The conflict we see playing over Tony's face after he pulls his fist out of the chipped plaster -- conflict that we never see when he's giving orders to kill a guy -- makes the real domesticity of this drama resonate. It's messy and there are no answers. "Part of the lure of the show is that it unearths some uncomfortable stories from the abundantly comfortable suburbs," said Cassidy. "Carmela appeals because we recognize ourselves in her, even if we personally will never hide assault rifles before an impending FBI raid."
For viewers, the giant gray area that is the Soprano marriage is distressingly problematic: Who the hell are we supposed to be rooting for?
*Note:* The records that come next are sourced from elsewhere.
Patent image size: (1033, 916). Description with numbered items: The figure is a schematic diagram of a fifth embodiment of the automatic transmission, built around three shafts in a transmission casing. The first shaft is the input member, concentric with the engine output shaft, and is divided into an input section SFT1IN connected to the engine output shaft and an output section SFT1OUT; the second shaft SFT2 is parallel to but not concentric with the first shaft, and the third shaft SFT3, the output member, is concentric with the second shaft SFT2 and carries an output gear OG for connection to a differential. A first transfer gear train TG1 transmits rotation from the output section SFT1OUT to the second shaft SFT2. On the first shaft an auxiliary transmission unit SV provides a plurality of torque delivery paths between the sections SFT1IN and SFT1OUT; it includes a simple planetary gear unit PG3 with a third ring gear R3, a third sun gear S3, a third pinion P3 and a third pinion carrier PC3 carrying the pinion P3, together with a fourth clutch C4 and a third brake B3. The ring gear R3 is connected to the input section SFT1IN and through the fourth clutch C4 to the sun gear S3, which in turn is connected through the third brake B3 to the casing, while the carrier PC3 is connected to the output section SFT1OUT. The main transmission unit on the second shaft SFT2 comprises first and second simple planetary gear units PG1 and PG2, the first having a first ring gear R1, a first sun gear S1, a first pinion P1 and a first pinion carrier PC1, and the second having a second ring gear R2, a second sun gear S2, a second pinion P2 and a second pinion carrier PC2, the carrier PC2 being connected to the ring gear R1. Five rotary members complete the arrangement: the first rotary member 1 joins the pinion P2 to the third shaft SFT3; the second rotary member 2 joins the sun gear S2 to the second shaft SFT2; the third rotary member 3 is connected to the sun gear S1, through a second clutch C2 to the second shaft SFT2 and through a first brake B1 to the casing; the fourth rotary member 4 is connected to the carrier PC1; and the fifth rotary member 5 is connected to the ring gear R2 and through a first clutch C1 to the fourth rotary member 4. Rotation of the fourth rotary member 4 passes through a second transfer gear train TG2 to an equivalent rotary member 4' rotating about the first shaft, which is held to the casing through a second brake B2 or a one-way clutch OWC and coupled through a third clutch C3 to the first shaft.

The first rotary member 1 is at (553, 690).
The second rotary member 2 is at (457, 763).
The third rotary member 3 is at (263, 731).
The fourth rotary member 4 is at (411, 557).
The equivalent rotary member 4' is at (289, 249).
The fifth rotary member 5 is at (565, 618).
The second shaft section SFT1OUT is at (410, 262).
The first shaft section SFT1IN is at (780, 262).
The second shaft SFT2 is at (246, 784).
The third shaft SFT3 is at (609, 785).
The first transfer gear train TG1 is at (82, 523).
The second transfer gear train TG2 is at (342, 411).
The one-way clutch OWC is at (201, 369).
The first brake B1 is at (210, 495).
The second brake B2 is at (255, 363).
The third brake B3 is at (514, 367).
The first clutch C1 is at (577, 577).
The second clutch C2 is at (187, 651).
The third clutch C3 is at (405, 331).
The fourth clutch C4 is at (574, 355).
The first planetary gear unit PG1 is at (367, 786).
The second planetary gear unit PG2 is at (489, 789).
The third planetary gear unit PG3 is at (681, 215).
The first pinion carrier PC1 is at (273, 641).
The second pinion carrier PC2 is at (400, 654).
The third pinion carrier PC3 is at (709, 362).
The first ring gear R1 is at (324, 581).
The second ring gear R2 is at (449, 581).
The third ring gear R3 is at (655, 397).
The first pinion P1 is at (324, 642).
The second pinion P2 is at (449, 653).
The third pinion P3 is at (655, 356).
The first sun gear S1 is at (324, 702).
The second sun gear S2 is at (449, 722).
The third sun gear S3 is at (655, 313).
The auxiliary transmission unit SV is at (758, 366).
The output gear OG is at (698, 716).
"I will be heartbroken if they don't end up together," says Barreca, whose most recent book is called "I'm With Stupid: One Man. One Woman. 10,000 Years of Misunderstanding Between the Sexes Cleared Right Up." "I don't care if she's saying she doesn't want him anymore, I don't care who he's slept with. That was about appetite and power, and she was in a powerful position in that relationship with Furio. It's really hard to tell who's calling the shots with them, which is what makes it so perfect."
Perhaps it is the tense power seesaw between Tony and Carmela that makes them vibrate like tuning forks when they are in the same room; or maybe it's just some great chemistry between Gandolfini and Falco. Either way, every scene they have together feels intimate and familiar. Barreca agrees: "Those scenes were like listening to your parents fight, when you're both horrified and compelled to keep listening. I couldn't believe that she was willing to go as far as she was. I wanted to put my fingers in my ears and rock back and forth. I didn't feel a sense of feminist triumph."
So it may not be empowering. But it is engrossing, and confusing, and genuine. And who said that good female narrative has to be empowering, anyway? Better that it be smart and give us something complicated to chew on. "That's why the show is such a treat," says Barreca. "You get so tired of being served the dishes you've helped to prepare. It's so good when someone makes you something you've never tried before."